There have been nearly 105,000 deaths in the United States listed as CoronaVirus related since December of 2019. As we now start into the seventh month of fighting this virus, there is little sign of it receding.
What Will Recovery Look Like?
The spending in this pandemic battle is looking much like our records of war-time finances. That history has taught us to expect inflation and high-interest rates when the war comes to an end. The Government recently poured more than 2 trillion dollars into the economy, and the positive effect of that will be coming to an end very soon. With fewer working citizens, there will be fewer tax dollars coming in to recover that large amount of money. Since many businesses could not survive the shutdown, unemployment will be a continuing issue. International trade has made changes, and when the pandemic passes, it will take a while for things to get back to what we have known in the past. International trade strongly influences our economy. Since it has been many years since we have been in this kind of financial situation, and technology has changed the business world so much, there will be things that we cannot expect because we have never experienced them before. Some of those things may even be positive. Experts are in agreement that the pandemic will pass, and most agree that recovery will happen, but slowly.

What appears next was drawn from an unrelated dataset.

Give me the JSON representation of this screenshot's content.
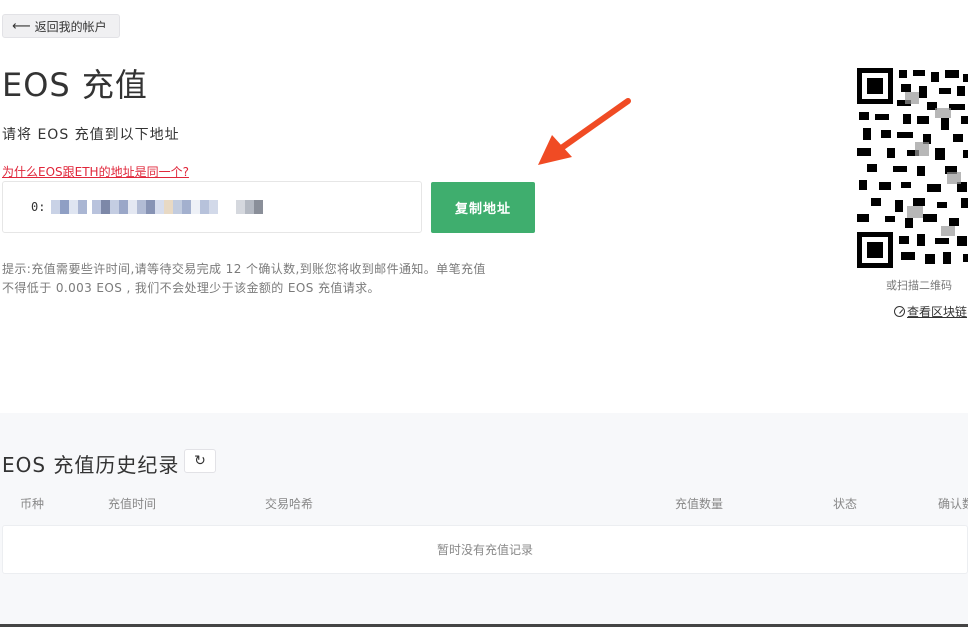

A simple way to define inflation is to say that the value of your money drops. What you used to pay a dollar for will now cost you a dollar and a half, or more. Inflation happens all the time, even in a strong economy. Most years, price increase occurs at a rate of 2% to 4% a year. The price increases do not happen with everything all at once, and consumers may not even notice what is commonly called a price hike. Inflation is when everything you have to pay for suddenly costs more. If the CEO of a company has been closed down for six months, he has still had expenses. When he finally gets up and running again, he will have to charge more for his product so that he can get caught up financially. The other problem that he will be having is that fewer people will be buying his product because they cannot afford to. His consumers have also been shut down and are struggling to get caught up. Inflation is a fancy word for the times when everything becomes more expensive than it used to be, and fewer dollars are circulating between businesses and consumers.

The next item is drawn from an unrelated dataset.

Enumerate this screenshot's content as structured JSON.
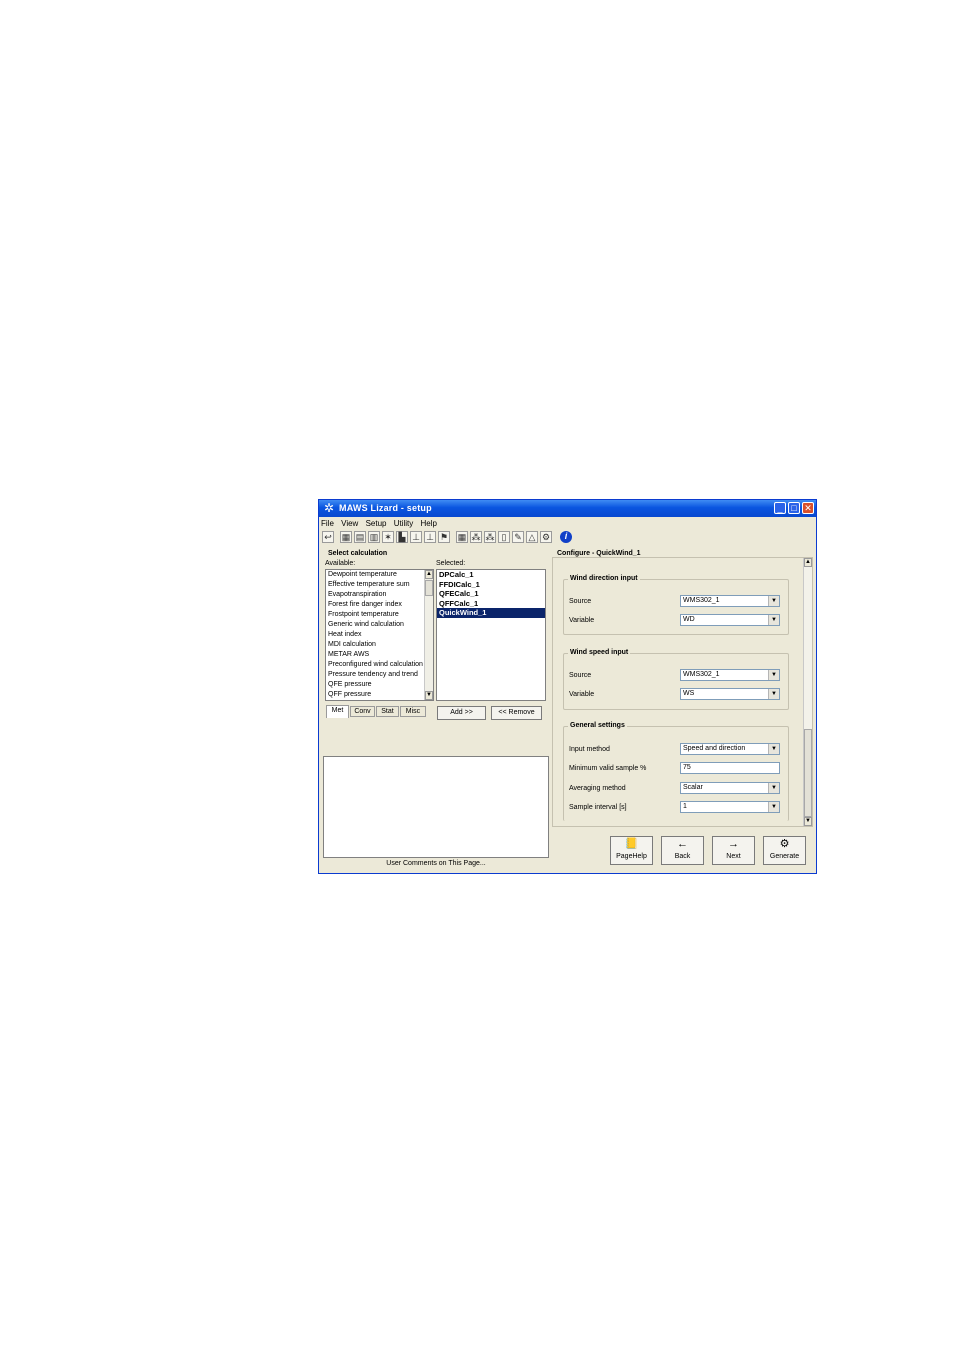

The inflation rate is a percentage of the cost difference during the year. If the inflation rate for a loaf of bread is 1% per year, you can expect it to be 1% higher in the next year. That cost increase will likely never go back down. That explains why your grandfather never paid as much as you will for the same services and goods. After both world wars, our country suffered from inflation. In the 1970s, there was worse inflation than during the post-war inflation eras. There is disagreement about what drove that inflation. Since the time of World War 2 until now, the dollar has lost value.
Supply And Demand
During a time of steady inflation, the availability of houses for sale will increase. The demand for those houses will drop. The cost of a home will decrease, but the interest rates will go up dramatically. There are other areas of the economy that will work the same way. In the case of some products or services, the demand will go up. The provider will not be able to keep up with demand, and the availability of the product will become scarce. This slow down in supply will drive the price of the product up. Supply and demand problems can increase with inflation and cause problems. The United States has experienced inflation far less than many other countries in the world and has seen fewer issues with supply and demand.
The good thing about this threat of inflation is that it is coming with some advanced warning. We have a little time to be prepared. If you are in the stock market, there are things that you can do to protect your investments. About the only thing most people can do is be sure their freezer is full, and try to build savings in preparation.